Internet’s Biggest Marketplace For Stolen Credit Cards Will Shut Down

UniCC, the largest online marketplace for stolen credit and debit cards, will close next week after facilitating $358 million in transactions over nine years.

Credit and debit cards are used.

Jeff Overs is a news and current affairs correspondent for the British Broadcasting Corporation.

The owners of UniCC announced in a Russian and English language message on dark web forums that the site will stop operating on January 22.

In exchange for stolen credit cards, UniCC received over $100 million worth of bitcoins, a boom that was caused by the February closing of the largest marketplace for stolen credit cards.

The owners of UniCC told the public not to build any conspiracy theories about the site's closing.

Credit card information can be stolen through a variety of methods. Money can be laundered through online crime and the cards can be used to do so. The dark web, a part of the internet that can only be accessed with special authorization or with special software, is known for hosting illegal activity. Elliptic speculated that UniCC's sudden closing could be related to a desire to avoid increased law enforcement scrutiny after the shuttering of similar online marketplaces. Elliptic described a possible exit scam on the online drug site Monopoly Market, in which a business owner would take payments for orders that are never fulfilled, but then disappear with the money. White House Market, an online drug site that drew inspiration from the show "Breaking Bad", closed in October of 2011. Elliptic says that the business voluntarily shut down last February.
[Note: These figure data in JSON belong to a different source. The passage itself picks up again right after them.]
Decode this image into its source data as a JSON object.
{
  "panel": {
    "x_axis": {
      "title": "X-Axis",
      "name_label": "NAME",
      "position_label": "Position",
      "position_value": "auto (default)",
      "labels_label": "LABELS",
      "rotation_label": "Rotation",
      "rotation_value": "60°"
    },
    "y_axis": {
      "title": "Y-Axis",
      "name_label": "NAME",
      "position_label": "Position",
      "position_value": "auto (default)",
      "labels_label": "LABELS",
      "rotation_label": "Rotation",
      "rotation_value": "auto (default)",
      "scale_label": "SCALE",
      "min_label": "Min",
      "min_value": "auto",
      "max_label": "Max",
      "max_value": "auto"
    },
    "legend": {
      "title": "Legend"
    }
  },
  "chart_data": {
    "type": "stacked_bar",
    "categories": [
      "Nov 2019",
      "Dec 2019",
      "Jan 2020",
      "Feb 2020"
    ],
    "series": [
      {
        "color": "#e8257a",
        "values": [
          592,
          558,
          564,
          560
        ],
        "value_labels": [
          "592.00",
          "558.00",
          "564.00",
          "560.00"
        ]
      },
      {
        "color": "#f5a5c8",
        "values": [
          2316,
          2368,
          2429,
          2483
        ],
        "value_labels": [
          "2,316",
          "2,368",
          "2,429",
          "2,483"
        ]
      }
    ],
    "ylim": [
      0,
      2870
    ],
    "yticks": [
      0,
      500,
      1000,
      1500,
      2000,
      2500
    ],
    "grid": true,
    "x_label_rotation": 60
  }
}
The FBI and other law enforcement groups seized the stolen login credentials market in June.

There is a structure called the Tangent.

Silk Road was the first major dark web market to sell everything from drugs to forged driver's licenses and generated over a billion dollars in less than three years. Ross Ulbricht, the site's operator, was sentenced to two life sentences without parole after being convicted of narcotics trafficking, money laundering and "engaging in a continuing criminal enterprise." The charges against Ulbricht were dropped.

The largest seller of stolen credit cards on the dark web has stopped selling them.